Ungkapan
adigang adigung adiguna sangat populer dalam masyarakat jawa. Ungkapan ini
berisi nasehat agar seseorang tidak berwatak angkuh atau sombong sebagaimana
watak binatang yang tersirat dalam ungkapan ini. Adigang adalah gambaran watak
kijang yang menyombongkan kecepatan atau kekuatan larinya. Adigung
menggambarkan watak kesombongan binatang gajah yang karena besar tubuhnya
selalu merasa menang di bandingkan hewan lainnya. Adigung sebagai gambaran
watak ular yang menyombongkan diri karena memiliki racun yang ganas dan
mematikan.
Sebagai
orang jawa yang sangat mementingkan watak andhap asor atau lembah manah (rendah
hati), maka tidak selayaknya orang jawa memiliki watak sombong dan angkuh.
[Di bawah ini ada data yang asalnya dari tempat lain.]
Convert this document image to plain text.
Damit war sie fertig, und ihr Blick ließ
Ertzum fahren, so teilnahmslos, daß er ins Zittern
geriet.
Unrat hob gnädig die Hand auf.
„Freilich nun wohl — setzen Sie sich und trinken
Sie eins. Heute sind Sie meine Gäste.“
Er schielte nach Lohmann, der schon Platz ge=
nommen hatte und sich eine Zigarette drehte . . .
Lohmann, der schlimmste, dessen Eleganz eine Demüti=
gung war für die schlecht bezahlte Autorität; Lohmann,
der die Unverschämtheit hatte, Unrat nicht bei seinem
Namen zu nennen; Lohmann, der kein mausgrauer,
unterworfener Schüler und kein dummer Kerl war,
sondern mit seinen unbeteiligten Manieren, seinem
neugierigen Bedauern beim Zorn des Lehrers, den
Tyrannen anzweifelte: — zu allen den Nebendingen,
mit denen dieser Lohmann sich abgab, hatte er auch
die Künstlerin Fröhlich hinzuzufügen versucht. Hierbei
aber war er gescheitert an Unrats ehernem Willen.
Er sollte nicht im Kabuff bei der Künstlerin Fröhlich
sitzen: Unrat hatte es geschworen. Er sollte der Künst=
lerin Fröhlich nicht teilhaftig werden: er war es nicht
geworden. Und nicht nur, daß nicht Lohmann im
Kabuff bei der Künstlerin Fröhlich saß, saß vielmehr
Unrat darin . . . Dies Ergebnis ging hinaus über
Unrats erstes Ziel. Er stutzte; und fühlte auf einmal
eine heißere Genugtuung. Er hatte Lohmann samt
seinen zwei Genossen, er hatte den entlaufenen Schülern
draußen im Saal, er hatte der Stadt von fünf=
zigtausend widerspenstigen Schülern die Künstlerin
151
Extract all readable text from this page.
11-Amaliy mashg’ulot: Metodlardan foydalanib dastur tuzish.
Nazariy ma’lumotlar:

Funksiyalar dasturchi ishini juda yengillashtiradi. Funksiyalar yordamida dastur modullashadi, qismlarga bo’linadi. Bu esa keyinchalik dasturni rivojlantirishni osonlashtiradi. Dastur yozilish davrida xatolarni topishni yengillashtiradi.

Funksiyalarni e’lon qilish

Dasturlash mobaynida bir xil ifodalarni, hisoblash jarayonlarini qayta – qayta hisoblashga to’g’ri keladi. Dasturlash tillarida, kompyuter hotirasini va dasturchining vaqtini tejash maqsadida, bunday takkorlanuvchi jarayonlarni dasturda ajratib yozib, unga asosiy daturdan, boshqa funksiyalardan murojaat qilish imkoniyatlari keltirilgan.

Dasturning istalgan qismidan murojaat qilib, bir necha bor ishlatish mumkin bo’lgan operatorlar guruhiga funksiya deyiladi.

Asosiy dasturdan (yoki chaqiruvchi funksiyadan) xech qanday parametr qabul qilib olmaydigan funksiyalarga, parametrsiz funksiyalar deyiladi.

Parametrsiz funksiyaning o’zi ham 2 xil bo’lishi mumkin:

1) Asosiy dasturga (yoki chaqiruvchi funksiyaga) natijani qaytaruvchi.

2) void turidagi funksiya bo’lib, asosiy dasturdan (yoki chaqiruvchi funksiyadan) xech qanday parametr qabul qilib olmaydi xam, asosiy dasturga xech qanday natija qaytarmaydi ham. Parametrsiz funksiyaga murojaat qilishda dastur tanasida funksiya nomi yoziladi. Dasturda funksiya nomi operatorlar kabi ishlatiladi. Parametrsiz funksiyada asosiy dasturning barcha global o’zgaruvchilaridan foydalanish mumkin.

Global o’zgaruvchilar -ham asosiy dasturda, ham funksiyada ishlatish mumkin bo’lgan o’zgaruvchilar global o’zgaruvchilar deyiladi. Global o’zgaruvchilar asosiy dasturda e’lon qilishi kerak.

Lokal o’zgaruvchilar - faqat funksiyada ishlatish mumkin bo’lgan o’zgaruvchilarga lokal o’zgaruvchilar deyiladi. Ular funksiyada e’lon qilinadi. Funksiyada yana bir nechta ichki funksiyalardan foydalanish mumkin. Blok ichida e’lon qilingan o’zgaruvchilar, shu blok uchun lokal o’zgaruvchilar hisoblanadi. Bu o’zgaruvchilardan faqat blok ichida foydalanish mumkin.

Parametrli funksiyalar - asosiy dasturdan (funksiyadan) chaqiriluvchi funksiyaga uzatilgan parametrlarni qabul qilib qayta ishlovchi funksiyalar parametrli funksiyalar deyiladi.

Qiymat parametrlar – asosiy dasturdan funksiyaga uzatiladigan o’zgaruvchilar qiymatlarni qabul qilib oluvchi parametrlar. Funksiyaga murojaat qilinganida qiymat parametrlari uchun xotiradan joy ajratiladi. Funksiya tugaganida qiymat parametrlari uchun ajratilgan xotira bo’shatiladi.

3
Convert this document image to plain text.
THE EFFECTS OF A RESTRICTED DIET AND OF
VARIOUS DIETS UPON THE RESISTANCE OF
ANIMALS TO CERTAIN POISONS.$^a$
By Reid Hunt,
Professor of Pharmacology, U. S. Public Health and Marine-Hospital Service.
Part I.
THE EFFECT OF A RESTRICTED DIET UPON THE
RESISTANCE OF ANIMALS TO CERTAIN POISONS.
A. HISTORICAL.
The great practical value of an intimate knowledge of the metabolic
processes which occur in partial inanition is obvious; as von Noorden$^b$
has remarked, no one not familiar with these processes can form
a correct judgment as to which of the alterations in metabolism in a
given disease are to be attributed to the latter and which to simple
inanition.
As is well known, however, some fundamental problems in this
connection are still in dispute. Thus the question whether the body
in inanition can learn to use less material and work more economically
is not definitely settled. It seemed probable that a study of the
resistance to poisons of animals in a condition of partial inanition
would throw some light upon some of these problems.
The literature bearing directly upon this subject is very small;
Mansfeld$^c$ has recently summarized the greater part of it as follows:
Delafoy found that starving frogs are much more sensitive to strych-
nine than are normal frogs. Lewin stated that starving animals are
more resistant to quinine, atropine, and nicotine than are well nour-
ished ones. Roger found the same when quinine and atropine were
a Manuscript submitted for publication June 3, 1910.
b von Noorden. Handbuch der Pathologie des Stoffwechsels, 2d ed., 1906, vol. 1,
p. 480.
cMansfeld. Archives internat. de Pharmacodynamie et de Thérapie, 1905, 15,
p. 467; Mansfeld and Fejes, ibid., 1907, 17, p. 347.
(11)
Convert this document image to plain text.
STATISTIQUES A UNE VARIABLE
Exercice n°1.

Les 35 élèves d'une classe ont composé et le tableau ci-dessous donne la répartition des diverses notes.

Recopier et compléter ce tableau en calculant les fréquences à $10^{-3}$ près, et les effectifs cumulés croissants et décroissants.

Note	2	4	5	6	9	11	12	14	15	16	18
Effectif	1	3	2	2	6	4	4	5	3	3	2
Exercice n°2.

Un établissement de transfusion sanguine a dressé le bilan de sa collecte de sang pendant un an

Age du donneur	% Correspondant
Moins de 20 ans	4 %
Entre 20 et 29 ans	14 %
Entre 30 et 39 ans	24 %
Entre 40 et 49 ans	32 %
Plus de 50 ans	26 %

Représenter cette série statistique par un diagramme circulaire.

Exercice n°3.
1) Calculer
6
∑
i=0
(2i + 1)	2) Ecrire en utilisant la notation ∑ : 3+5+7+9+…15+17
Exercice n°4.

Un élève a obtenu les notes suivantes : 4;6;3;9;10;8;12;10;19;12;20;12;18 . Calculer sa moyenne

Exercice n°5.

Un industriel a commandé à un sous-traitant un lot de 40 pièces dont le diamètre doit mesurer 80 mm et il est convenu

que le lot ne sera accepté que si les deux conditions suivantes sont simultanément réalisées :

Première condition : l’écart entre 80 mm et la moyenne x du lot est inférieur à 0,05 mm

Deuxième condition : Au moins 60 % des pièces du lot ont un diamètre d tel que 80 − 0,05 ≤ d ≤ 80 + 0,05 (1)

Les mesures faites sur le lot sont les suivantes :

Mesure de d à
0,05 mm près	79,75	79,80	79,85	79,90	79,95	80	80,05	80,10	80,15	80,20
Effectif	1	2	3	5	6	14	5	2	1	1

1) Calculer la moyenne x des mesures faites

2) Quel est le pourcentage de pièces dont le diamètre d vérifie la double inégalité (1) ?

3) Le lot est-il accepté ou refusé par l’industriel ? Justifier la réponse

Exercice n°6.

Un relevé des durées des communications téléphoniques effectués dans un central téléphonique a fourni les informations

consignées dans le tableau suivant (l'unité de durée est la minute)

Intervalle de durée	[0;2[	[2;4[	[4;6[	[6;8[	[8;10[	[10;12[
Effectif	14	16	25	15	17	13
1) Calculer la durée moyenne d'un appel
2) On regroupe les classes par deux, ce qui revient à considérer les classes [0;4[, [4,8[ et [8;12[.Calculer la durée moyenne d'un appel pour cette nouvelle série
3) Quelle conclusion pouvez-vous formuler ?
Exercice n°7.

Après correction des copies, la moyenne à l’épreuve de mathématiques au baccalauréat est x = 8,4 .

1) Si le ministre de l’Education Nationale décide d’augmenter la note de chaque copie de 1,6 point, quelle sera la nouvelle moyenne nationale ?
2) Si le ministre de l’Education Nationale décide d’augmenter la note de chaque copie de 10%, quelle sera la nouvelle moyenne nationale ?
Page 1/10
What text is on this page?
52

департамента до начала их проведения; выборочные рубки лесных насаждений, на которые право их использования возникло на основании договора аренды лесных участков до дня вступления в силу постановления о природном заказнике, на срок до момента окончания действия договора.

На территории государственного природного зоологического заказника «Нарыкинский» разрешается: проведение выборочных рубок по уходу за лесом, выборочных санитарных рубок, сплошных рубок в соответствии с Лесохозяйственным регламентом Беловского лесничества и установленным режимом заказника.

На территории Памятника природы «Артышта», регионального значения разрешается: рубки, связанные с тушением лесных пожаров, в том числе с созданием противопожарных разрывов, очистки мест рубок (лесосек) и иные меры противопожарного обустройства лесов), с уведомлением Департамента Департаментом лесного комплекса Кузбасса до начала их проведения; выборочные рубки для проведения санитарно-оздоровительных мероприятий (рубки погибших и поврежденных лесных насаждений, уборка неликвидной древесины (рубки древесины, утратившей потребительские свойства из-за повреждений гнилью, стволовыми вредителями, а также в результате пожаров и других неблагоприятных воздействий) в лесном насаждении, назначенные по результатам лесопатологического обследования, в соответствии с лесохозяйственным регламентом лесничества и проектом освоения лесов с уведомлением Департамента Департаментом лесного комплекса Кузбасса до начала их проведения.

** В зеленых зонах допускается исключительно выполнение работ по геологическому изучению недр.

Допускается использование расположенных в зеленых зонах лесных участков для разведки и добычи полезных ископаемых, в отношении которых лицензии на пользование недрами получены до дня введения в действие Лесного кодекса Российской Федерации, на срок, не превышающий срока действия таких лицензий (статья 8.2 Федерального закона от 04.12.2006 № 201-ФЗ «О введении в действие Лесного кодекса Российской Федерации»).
Dan
sebagai manusia yang mengakui bahwa hidup memerlukan orang lain, maka seseorang
harus menjauhi watak menyombongkan kekuatan, kebesaran tubuh, dan
kewenangannya.
Seseorang
yang memiliki kekuatan atau kemampuan fisik tidak sepatutnya berwatak sombong
seperti sombongnya kijang, dan memanfaatkan kekuatan itu untuk merugikan orang
lain. Demikian pula, orang yang memiliki tubuh besar tidak selayaknya meniru
gambaran sombongnya gajah yang menggunakan kebesaran tubuhnya untuk
memasaksakan kehendak kepada yang bertubuh kecil. Juga, tidak pada tempatnya
seseorang yang memiliki kekuasaan-sehingga ucapanya dijadikan panutan dan
pedoman bagi orang lain, bawahanya atau anak buah- bersikap menyombongkan diri
sebagaimana watak sombong binatang ular, yang dengan racun miliknya dapat
mencelakakan orang lain.
Ungkapan
adigang adigung adiguna merupakan peringatan kepada siapapun yang memiliki
kelebihan (kekuatan, kedudukan, atau kekuasaan) agar tidak bersikap
sewenang-wenang terhadap orang lain, apalagi terhadap orang kecil. Sebagai orang
yang memiliki kekuatan, kedudukan dan kekuasaan, ia seharusnya memahami bahwa
semua hal terebut adalah amanat yang harus dijalankan dengan sebaik-baiknya dan
seadil-adilnya, kedudukannya yang semakin tinggi, penguasaan ilmu yang semakin
luas, dan kekuasaan yang semakin besar janganlah menjadikan kita semakin
sombong di hadapan orang lain. Seseorang harus selalu menyadari bahwa-kekuatan
yang dimiliki, kedudukan yang dicapai, kekuasaan yang melekat pada dirinya-
semuanya sekedar sebagai gadhuhan (pinjaman). Yang meng-gadhuh-kan
(meminjamkan) semua itu tidak lain adalah masyarakat dan Tuhan. Jika semua yang
melekat pada diri kita telah diminta kembali oleh yang maha memberi pinjaman
(yakni masyarakat dan Tuhan), maka status kita akan kembali menjadi manusia
biasa.
Ungkapan
adigang adigung adiguna menjadi wejangan atau nasihat yang pas dan baik bagi
siapapun yang sedang memiliki kekuatan, kedudukan, dan kekuasaan. Dengan
wejangan atau nasihat itu diharapkan seseorang dapat memegang kendali atas
dirinya sehingga tidak terpeleset pada perilaku angkuh dan sombong. Seseorang
yang memiliki kedudukan (entah kedudukan sosial, kedinasan, dan sebagainya)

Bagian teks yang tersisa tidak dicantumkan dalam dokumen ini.